Haryanto dan Nono S.A. Sumampouw: Variabel Religi Pilkada Manado 2020
Data proses dan hasil Pemilu 2019, secara khusus di Kota Manado, yang dikumpulkan dan dianalisis oleh SRaD (Shaad Research and Development)
Namun, bila Katolik diperhitungkan sebagai kekuatan politik yang mandiri, data yang ada menjadi lebih fragmentatif.
Bila diturunkan menjadi nama-nama bakal calon, dari kalangan Kristen yang sudah mencuat adalah Jimmy Rimba Rogi, Roy Roring, Telly Tjanggulung, Rio Permana Mandagi, dan Mor Bastiaan.
Demikian pula dengan komunitas Muslim yang melalui nama-nama seperti Abid Takalamingan, Taufik Pasiaq, Ulias Taha, Bobby Daud, Mahmud Turuis, Djafar Madiu dan Rum Usulu.
Dua pengelompokan itu sangat mungkin menjadi penggabungan, karena walau sesuai DPT pemeluk Kristen dominan secara demografis, tetapi angkanya relatif seimbang dengan Muslim.

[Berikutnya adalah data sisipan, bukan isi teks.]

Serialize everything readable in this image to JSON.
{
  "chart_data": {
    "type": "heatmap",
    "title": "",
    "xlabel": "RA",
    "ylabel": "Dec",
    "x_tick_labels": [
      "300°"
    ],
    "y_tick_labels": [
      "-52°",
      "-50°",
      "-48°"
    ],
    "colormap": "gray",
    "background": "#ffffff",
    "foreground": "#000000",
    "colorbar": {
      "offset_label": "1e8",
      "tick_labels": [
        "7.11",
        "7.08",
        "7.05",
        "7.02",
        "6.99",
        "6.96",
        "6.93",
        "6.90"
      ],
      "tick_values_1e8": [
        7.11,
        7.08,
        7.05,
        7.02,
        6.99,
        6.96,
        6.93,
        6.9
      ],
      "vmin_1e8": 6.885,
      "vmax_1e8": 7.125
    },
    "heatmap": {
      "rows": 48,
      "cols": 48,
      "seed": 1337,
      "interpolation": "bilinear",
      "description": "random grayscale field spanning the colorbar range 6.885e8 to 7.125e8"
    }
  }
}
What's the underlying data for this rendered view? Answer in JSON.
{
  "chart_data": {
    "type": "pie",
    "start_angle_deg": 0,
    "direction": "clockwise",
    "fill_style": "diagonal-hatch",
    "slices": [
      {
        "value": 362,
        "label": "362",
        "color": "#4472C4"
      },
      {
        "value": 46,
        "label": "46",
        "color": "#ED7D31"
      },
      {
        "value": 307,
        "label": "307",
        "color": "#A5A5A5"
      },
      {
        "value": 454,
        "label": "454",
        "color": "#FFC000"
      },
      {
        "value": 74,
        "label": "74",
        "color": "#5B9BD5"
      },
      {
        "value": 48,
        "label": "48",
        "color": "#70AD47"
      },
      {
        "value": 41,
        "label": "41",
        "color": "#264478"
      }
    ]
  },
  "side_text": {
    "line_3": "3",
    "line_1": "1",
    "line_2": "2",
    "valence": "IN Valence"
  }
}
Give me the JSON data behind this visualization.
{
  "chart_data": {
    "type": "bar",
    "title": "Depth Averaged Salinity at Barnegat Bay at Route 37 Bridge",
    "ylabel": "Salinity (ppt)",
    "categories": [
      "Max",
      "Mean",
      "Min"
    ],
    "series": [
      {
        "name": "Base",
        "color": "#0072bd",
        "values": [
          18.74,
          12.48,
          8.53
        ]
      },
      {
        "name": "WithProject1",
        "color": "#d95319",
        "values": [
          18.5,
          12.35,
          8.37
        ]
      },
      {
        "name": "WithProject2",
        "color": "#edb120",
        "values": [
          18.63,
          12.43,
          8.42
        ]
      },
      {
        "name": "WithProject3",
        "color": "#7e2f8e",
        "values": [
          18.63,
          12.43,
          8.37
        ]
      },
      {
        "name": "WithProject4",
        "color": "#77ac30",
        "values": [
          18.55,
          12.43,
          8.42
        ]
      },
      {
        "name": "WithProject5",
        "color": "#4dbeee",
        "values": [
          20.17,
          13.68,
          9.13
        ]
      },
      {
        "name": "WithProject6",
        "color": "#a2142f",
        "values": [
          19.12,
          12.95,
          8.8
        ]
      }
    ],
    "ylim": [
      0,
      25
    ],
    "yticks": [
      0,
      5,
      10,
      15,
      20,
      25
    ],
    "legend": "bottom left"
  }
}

Inipun belum dihitung dengan calon yang terdengar akan maju dari kelompok agama di luar dua kategori tersebut, seperti Ketua DPRD Provinsi Sulut, Andrei Angouw.
Tetapi, peta politik berbasis data agama tidak sesederhana itu.
Beberapa aspek, misalnya disparitas, persebaran dan fragmentasi kekuatan politik, bahkan alasan-alasan kualitatif yang mendasari munculnya angka-angka dan persentase-persentase yang telah dihasilkan berdasarkan Pemilu 2019, juga harus dimasukkan sebagai variabel.
Kita bisa memulai dari komposisi keterwakilan anggota DPRD Kota Manado terpilih berdasarkan religi, yang dapat menjadi cerminan kekuatan politik Pilkada 2020.
Kenyataannya, Pemilu 2019 menghasilkan komposisi 78% (31 orang) anggota DPRD Manado dari kalangan non-muslim dan hanya 22% (9 orang) dari kalangan Muslim.
Persentase ini menjadi agak timpang jika dibandingkan dengan dengan persentase suara di DPT.
Pertanyaannya kemudian adalah: bagaimana ini bisa terjadi?
Jawaban terhadap pertanyaan krusial itu adalah faktor parpol yang umumnya berideologi nasionalis.
Parpol nasionalis (berbeda dengan yang berideologi religi), secara alamiah akan dipilih konstituen non-muslim dan secara bersamaan juga oleh Muslim.
Sementara, partai berbasis massa Islam, hampir kurang dilirik oleh pemilih non-muslim.
Sehingga, dalam sudut pandang ini, sebenarnya cenderung menguntungkan politikus non-muslim yang tersebar di parpol nasionalis.